The Marginalian
The Marginalian

Chance, Choice, and the Avocado: The Strange Evolutionary and Creative History of Earth’s Most Nutritious Fruit

In the last week of April in 1685, in the middle of a raging naval war, the English explorer and naturalist William Dampier arrived on a small island in the Bay of Panama carpeted with claylike yellow soil. Dampier — the first person to circumnavigate the globe thrice, inspiring others as different as Cook and Darwin — made careful note of local tree species everywhere he traveled, but none fascinated him more than what he encountered for the first time on this tiny island.

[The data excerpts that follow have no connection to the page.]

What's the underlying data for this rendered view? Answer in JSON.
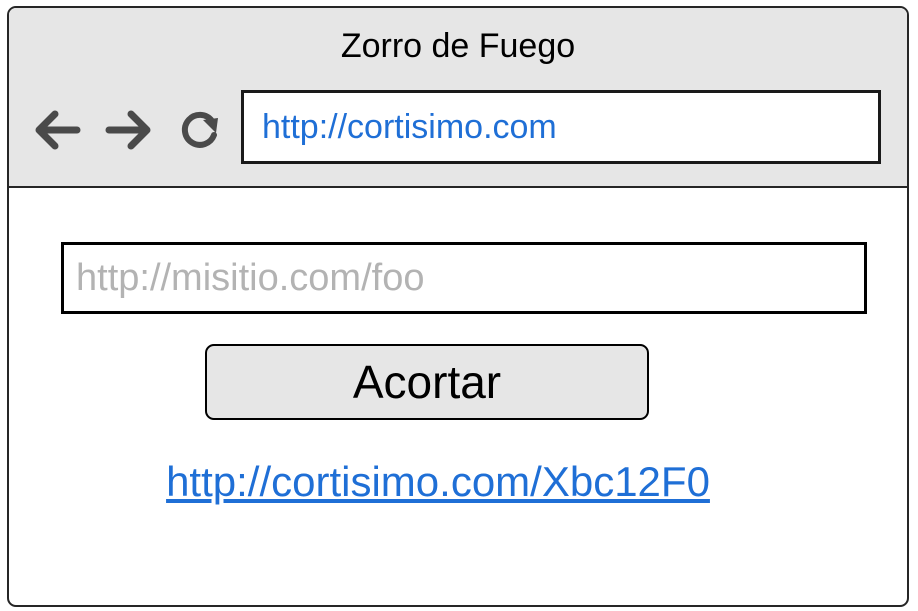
{
  "window": {
    "title": "Zorro de Fuego"
  },
  "toolbar": {
    "back_icon": "arrow-left-icon",
    "forward_icon": "arrow-right-icon",
    "reload_icon": "reload-icon",
    "address": "http://cortisimo.com"
  },
  "form": {
    "url_input_value": "",
    "url_input_placeholder": "http://misitio.com/foo",
    "submit_label": "Acortar"
  },
  "result": {
    "short_url": "http://cortisimo.com/Xbc12F0"
  },
  "colors": {
    "chrome_background": "#e6e6e6",
    "link": "#1f6fd6",
    "placeholder": "#b3b3b3",
    "button_background": "#e6e6e6"
  }
}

Dampier described the black bark and smooth oval leaves of the tall “Avogato Pear-tree,” then paused at its unusual fruit — “as big as a large Lemon,” green until ripe and then “a little yellowish,” with green flesh “as soft as Butter” and no distinct flavor of its own, enveloping “a stone as big as a Horse-Plumb.” He described how the fruit are eaten — two or three days after picking, with the rind peeled — and their most common local preparation: with a pinch of salt and a roasted plantain, so that “a Man that’s hungry, may make a good meal of it”; there was also uncommonly delectable sweet variation: “mixt with Sugar and Lime-juice, and beaten together in a Plate.” And then he added:

It is reported that this Fruit provokes to Lust, and therefore is said to be much esteemed by the Spaniards.

Avocado by Étienne Denisse from the stunningly illustrated 19th-century French encyclopedia Flore d’Amérique. (Available as a print, a cutting board, and stationery cards, benefitting the New York Botanical Garden.)

But far more fascinating than the cultural lore of the avocado are its own amorous propensities, uncovered in the centuries since by sciences that would have then seemed like magic, or heresy.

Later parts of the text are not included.